Adenosine A2A receptors localized in the dorsal striatum are considered as a new target for the development of antiparkinsonian drugs. Co-administration of A2A receptor antagonists has shown a significant improvement of the effects of l-DOPA. The present review emphasizes the possible application of A2A receptor antagonists in pathological conditions other than parkinsonism, including drug addiction, sleep disorders and pain. In addition to the dorsal striatum, the ventral striatum (nucleus accumbens) contains a high density of A2A receptors, which presynaptically and postsynaptically regulate glutamatergic transmission in the cortical glutamatergic projections to the nucleus accumbens. It is currently believed that molecular adaptations of the cortico-accumbens glutamatergic synapses are involved in compulsive drug seeking and relapse. Here we review recent experimental evidence suggesting that A2A antagonists could become new therapeutic agents for drug addiction. Morphological and functional studies have identified lower levels of A2A receptors in brain areas other than the striatum, such as the ventrolateral preoptic area of the hypothalamus, where adenosine plays an important role in sleep regulation. Although initially believed to be mostly dependent on A1 receptors, here we review recent studies that demonstrate that the somnogenic effects of adenosine are largely mediated by hypothalamic A2A receptors. A2A)receptor antagonists could therefore be considered as a possible treatment for narcolepsy and other sleep-related disorders. Finally, nociception is another adenosine-regulated neural function previously thought to mostly involve A1 receptors. Although there is some conflicting literature on the effects of agonists and antagonists, which may partly be due to the lack of selectivity of available drugs, the studies in A2A receptor knockout mice suggest that A2A receptor antagonists might have some therapeutic potential in pain states, in particular where high intensity stimuli are prevalent.


Figure 1
Figure 1. Scheme of a dendritic spine of the GABAergic enkephalinergic neuron and the A2A receptor-dependent mechanisms involved in drug addiction
Glutamatergic and dopaminergic inputs usually establish synaptic contact with the head and the neck of the dendritic spines. In the dendritic spines, A2A receptors (A2AR) are localized in the perisynaptic ring adjacent to the postsynaptic density, where they form heteromers with D2. glutamate mGlu5 and cannabinoid CB1 receptors (D2R, mGlu5R and CB1R, respectively).

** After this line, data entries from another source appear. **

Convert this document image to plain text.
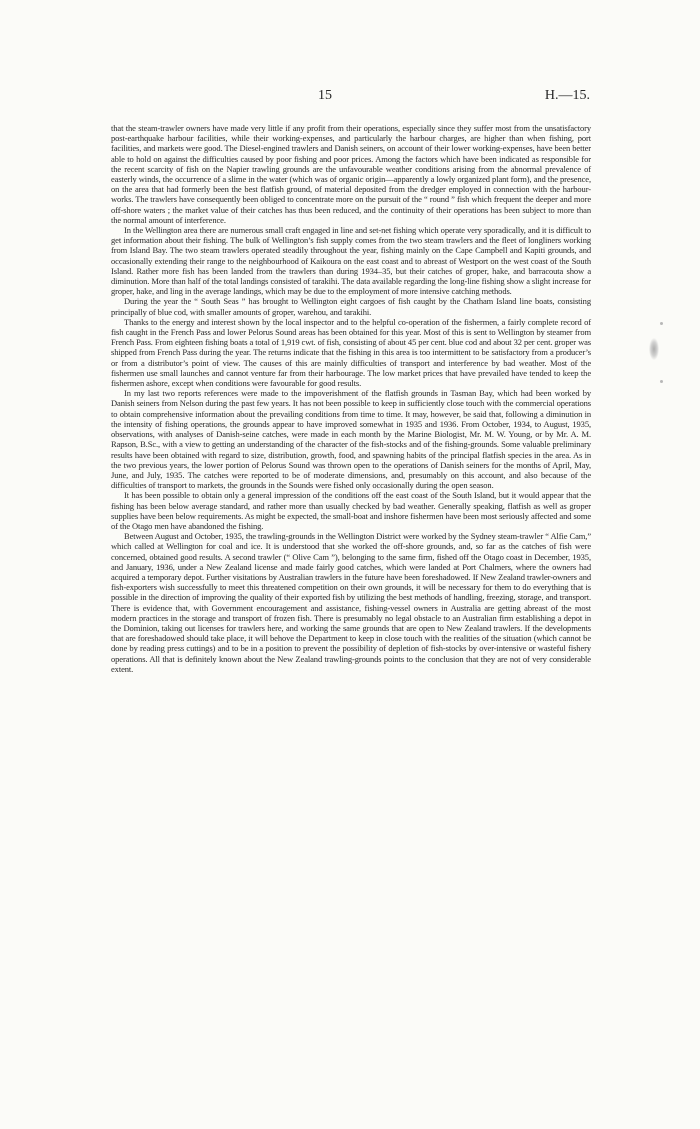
15	H.—15.

that the steam-trawler owners have made very little if any profit from their operations, especially since they suffer most from the unsatisfactory post-earthquake harbour facilities, while their working-expenses, and particularly the harbour charges, are higher than when fishing, port facilities, and markets were good. The Diesel-engined trawlers and Danish seiners, on account of their lower working-expenses, have been better able to hold on against the difficulties caused by poor fishing and poor prices. Among the factors which have been indicated as responsible for the recent scarcity of fish on the Napier trawling grounds are the unfavourable weather conditions arising from the abnormal prevalence of easterly winds, the occurrence of a slime in the water (which was of organic origin—apparently a lowly organized plant form), and the presence, on the area that had formerly been the best flatfish ground, of material deposited from the dredger employed in connection with the harbour-works. The trawlers have consequently been obliged to concentrate more on the pursuit of the “ round ” fish which frequent the deeper and more off-shore waters ; the market value of their catches has thus been reduced, and the continuity of their operations has been subject to more than the normal amount of interference.

In the Wellington area there are numerous small craft engaged in line and set-net fishing which operate very sporadically, and it is difficult to get information about their fishing. The bulk of Wellington’s fish supply comes from the two steam trawlers and the fleet of longliners working from Island Bay. The two steam trawlers operated steadily throughout the year, fishing mainly on the Cape Campbell and Kapiti grounds, and occasionally extending their range to the neighbourhood of Kaikoura on the east coast and to abreast of Westport on the west coast of the South Island. Rather more fish has been landed from the trawlers than during 1934–35, but their catches of groper, hake, and barracouta show a diminution. More than half of the total landings consisted of tarakihi. The data available regarding the long-line fishing show a slight increase for groper, hake, and ling in the average landings, which may be due to the employment of more intensive catching methods.

During the year the “ South Seas ” has brought to Wellington eight cargoes of fish caught by the Chatham Island line boats, consisting principally of blue cod, with smaller amounts of groper, warehou, and tarakihi.

Thanks to the energy and interest shown by the local inspector and to the helpful co-operation of the fishermen, a fairly complete record of fish caught in the French Pass and lower Pelorus Sound areas has been obtained for this year. Most of this is sent to Wellington by steamer from French Pass. From eighteen fishing boats a total of 1,919 cwt. of fish, consisting of about 45 per cent. blue cod and about 32 per cent. groper was shipped from French Pass during the year. The returns indicate that the fishing in this area is too intermittent to be satisfactory from a producer’s or from a distributor’s point of view. The causes of this are mainly difficulties of transport and interference by bad weather. Most of the fishermen use small launches and cannot venture far from their harbourage. The low market prices that have prevailed have tended to keep the fishermen ashore, except when conditions were favourable for good results.

In my last two reports references were made to the impoverishment of the flatfish grounds in Tasman Bay, which had been worked by Danish seiners from Nelson during the past few years. It has not been possible to keep in sufficiently close touch with the commercial operations to obtain comprehensive information about the prevailing conditions from time to time. It may, however, be said that, following a diminution in the intensity of fishing operations, the grounds appear to have improved somewhat in 1935 and 1936. From October, 1934, to August, 1935, observations, with analyses of Danish-seine catches, were made in each month by the Marine Biologist, Mr. M. W. Young, or by Mr. A. M. Rapson, B.Sc., with a view to getting an understanding of the character of the fish-stocks and of the fishing-grounds. Some valuable preliminary results have been obtained with regard to size, distribution, growth, food, and spawning habits of the principal flatfish species in the area. As in the two previous years, the lower portion of Pelorus Sound was thrown open to the operations of Danish seiners for the months of April, May, June, and July, 1935. The catches were reported to be of moderate dimensions, and, presumably on this account, and also because of the difficulties of transport to markets, the grounds in the Sounds were fished only occasionally during the open season.

It has been possible to obtain only a general impression of the conditions off the east coast of the South Island, but it would appear that the fishing has been below average standard, and rather more than usually checked by bad weather. Generally speaking, flatfish as well as groper supplies have been below requirements. As might be expected, the small-boat and inshore fishermen have been most seriously affected and some of the Otago men have abandoned the fishing.

Between August and October, 1935, the trawling-grounds in the Wellington District were worked by the Sydney steam-trawler “ Alfie Cam,” which called at Wellington for coal and ice. It is understood that she worked the off-shore grounds, and, so far as the catches of fish were concerned, obtained good results. A second trawler (“ Olive Cam ”), belonging to the same firm, fished off the Otago coast in December, 1935, and January, 1936, under a New Zealand license and made fairly good catches, which were landed at Port Chalmers, where the owners had acquired a temporary depot. Further visitations by Australian trawlers in the future have been foreshadowed. If New Zealand trawler-owners and fish-exporters wish successfully to meet this threatened competition on their own grounds, it will be necessary for them to do everything that is possible in the direction of improving the quality of their exported fish by utilizing the best methods of handling, freezing, storage, and transport. There is evidence that, with Government encouragement and assistance, fishing-vessel owners in Australia are getting abreast of the most modern practices in the storage and transport of frozen fish. There is presumably no legal obstacle to an Australian firm establishing a depot in the Dominion, taking out licenses for trawlers here, and working the same grounds that are open to New Zealand trawlers. If the developments that are foreshadowed should take place, it will behove the Department to keep in close touch with the realities of the situation (which cannot be done by reading press cuttings) and to be in a position to prevent the possibility of depletion of fish-stocks by over-intensive or wasteful fishery operations. All that is definitely known about the New Zealand trawling-grounds points to the conclusion that they are not of very considerable extent.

In the glutamatergic terminals A2A receptors are found intrasynaptically, forming heteromers with adenosine A1 receptors (A1R). Involvement of A2A receptors in drug-seeking behavior seems to be related to its modulation of CB1 receptor signaling and its key role in both pre- and postsynaptic glutamatergic neurotransmission, including neuroadaptations such as upregulation of specific accessory proteins (RGS9-2 and AGS3) that dampen Gi/o protein-dependent signaling and promote A2A receptor signaling (see text).
Figure 2
Figure 2. Time course of changes in NREM and REM sleep after caffeine (15 mg/kg) treatment in adenosine A2A receptor wild-type (A2AR WT, a) and knockout (A2AR KO, b), and A1 receptor wild-type (A1R WT, c) and knockout (A1R KO, d) mice
Each circle represents the hourly mean ± s.e.m. (n = 5-7). Open and closed circles stand for the baseline and experimental day profiles, respectively. The arrows indicate the injection time (9 a.m.). *, P < 0.05; **. P < 0.01, significantly different from the vehicle, by the paired t-test. Reprinted by permission from Macmillan Publishers Ltd: Nature Neuroscience, Huang et al., 2005).